中国电机工程学报
中國電機工程學報
중국전궤공정학보
ZHONGGUO DIANJI GONGCHENG XUEBAO
2015年
3期
561-567
,共7页
陈志宝%丁杰%周海%程序%朱想
陳誌寶%丁傑%週海%程序%硃想
진지보%정걸%주해%정서%주상
地基云图%人工神经网络%光伏功率预测%超短期
地基雲圖%人工神經網絡%光伏功率預測%超短期
지기운도%인공신경망락%광복공솔예측%초단기
ground-based cloud images%artificial neural network%photovoltaic power forecast%very short-term
光伏功率由于受到诸多局地随机突变因素的影响,其超短期预测面临很大挑战。云是引起地表辐射随机变化,进而引起光伏出力随机变化的最主要因素之一,在光伏功率预测建模中亟需将云这一因子进行量化和建模。首先,基于全天空云图,利用数字图像处理技术提取与辐射相关的图像特<br> 征;然后,将大气层外辐射、大气质量、图像亮度和云量作为输入因子,将地表辐射作为输出,建立径向基函数神经网络预测模型;最后,根据光电转换模型最终实现光伏功率超短期预测。实验结果表明:计及地基云图信息的光伏功率超短期预测模型,效果明显优于无图像信息的模型,为光伏电站超短期功率精确预测提供了重要的方法。

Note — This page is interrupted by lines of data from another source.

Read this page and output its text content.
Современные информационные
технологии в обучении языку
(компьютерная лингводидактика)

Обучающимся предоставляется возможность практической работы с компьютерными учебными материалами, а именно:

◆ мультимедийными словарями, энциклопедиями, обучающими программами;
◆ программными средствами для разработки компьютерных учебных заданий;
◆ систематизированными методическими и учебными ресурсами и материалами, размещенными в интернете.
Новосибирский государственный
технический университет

光伏功率由于受到諸多跼地隨機突變因素的影響,其超短期預測麵臨很大挑戰。雲是引起地錶輻射隨機變化,進而引起光伏齣力隨機變化的最主要因素之一,在光伏功率預測建模中亟需將雲這一因子進行量化和建模。首先,基于全天空雲圖,利用數字圖像處理技術提取與輻射相關的圖像特<br> 徵;然後,將大氣層外輻射、大氣質量、圖像亮度和雲量作為輸入因子,將地錶輻射作為輸齣,建立徑嚮基函數神經網絡預測模型;最後,根據光電轉換模型最終實現光伏功率超短期預測。實驗結果錶明:計及地基雲圖信息的光伏功率超短期預測模型,效果明顯優于無圖像信息的模型,為光伏電站超短期功率精確預測提供瞭重要的方法。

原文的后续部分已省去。